Supplementary figure legends
Supplementary Figure 1. MCF10A cells were fixed 5 h after wounding and stained for immunofluorescense: E-cadherin (red), F-actin (green), and dapi (blue). The dashed lines show the location of wound edges. Scale bar 10 mm.
Supplementary Figure 2. Proliferation of (a) MDA-MB-231 and MCF10A cells, and (B) MCF10A cells transfected with a scrambled (siScr) or vimentin (siVim) siRNA. Cells were grown on cell culture plates and the confluency of the wells was measured by the live-cell imaging system IncuCyteTM (Essen Instruments). Results show relative cell growth rate on a (A) 24-well plate (mean±SEM, 4 parallel wells with 9 images) and (b) 6-well plate (mean of 9 images per well).
Supplementary Figure 3. (a) An immunoblot and (b) representative images of four replicas are shown from the scratch-wound assay with MDA-MB-231 cells presented in Fig. 4A.

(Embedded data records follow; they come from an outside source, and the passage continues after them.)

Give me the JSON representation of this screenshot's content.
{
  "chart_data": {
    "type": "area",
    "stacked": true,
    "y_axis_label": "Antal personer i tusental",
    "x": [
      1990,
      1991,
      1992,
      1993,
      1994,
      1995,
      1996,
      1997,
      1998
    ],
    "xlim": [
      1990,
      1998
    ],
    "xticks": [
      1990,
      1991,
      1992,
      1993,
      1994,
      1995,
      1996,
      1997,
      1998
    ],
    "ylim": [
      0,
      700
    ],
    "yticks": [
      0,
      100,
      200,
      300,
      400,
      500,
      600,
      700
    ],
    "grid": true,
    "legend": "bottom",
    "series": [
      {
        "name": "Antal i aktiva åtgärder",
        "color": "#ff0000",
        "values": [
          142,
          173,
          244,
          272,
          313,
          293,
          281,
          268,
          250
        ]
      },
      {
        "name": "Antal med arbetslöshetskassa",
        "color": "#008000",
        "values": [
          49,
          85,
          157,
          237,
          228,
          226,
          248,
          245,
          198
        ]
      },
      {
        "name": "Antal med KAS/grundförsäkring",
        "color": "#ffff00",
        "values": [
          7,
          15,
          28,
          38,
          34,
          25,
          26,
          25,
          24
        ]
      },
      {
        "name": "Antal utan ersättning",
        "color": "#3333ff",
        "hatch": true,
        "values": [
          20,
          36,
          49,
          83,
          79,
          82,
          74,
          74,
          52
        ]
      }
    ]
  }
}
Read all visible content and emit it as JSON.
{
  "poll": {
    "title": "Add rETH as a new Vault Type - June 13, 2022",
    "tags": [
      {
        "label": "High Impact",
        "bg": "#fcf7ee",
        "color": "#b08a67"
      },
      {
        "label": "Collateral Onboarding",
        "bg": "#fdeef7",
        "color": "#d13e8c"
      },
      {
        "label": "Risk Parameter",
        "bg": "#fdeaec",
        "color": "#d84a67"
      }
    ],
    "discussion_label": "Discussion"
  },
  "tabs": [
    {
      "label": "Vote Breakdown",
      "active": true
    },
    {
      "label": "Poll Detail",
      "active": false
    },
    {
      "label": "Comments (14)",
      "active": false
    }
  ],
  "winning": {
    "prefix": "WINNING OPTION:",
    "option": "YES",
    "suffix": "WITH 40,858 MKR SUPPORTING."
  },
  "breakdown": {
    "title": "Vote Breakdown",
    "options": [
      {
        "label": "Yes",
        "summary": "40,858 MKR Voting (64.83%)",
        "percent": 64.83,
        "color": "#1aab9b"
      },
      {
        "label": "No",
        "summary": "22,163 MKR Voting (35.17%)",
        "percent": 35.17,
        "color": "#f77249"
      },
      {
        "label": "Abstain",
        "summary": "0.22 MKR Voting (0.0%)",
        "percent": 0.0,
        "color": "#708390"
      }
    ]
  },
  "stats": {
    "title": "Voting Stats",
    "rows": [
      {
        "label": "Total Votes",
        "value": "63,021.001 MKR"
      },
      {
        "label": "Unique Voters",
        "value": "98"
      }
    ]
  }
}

Supplementary Figure 4. Proliferation of CMVscript or Axl transfected SW13vim- and SW13vim+ cell lines was measured with a colorimetric assay using WST-1 reagent (Roche) according to the manufacturer’s instructions at time points 6 h and 4 days after plating the cells on 96-well plates. Result shown is a representative of two experiments with 12 parallels (mean±SEM).
Supplementary Figure 5. Adhesion of the stable shLuc or shAxl MDA-MB-231 cells during 30 min incubation on 1 µg/ml fibronectin or collagen I precoated 96 well plates was studied as described in (Vuoriluoto K, Jokinen J, Kallio K, Salmivirta M, Heino J, Ivaska J. Syndecan-1 supports integrin alpha2beta1-mediated adhesion to collagen. Exp Cell Res 2008;314:3369-81). Results shown are mean±SEM, n=2.
Supplementary Figure 6. (a) FACS analysis of Axl surface expression in stable MDA-
MB-231 cell lines expressing the control pIRES-GFP vector (231ctrl) or kinase-dead Axl
mutant in pIRES-GFP (231KDAxl, K567E substitution; Fridell YW, Villa J, Jr., Attar EC, Liu
ET. GAS6 induces Axl-mediated chemotaxis of vascular smooth muscle cells. J Biol Chem
1998;273:7123–6.). (b) 8 h scratch-wound assay with 231ctrl and 231KDAxl cells (mean±
SEM, n=6).
Supplementary Figure 7. Proliferation of shLuc and shAxl MDA-MB-231 cell lines. Cells were grown on a 24-well plate and the well confluency was measured by the live-cell imaging system IncuCyteTM (Essen Instruments). A representative figure of two experiments illustrates relative cell growth rate of four parallel wells (mean±SEM).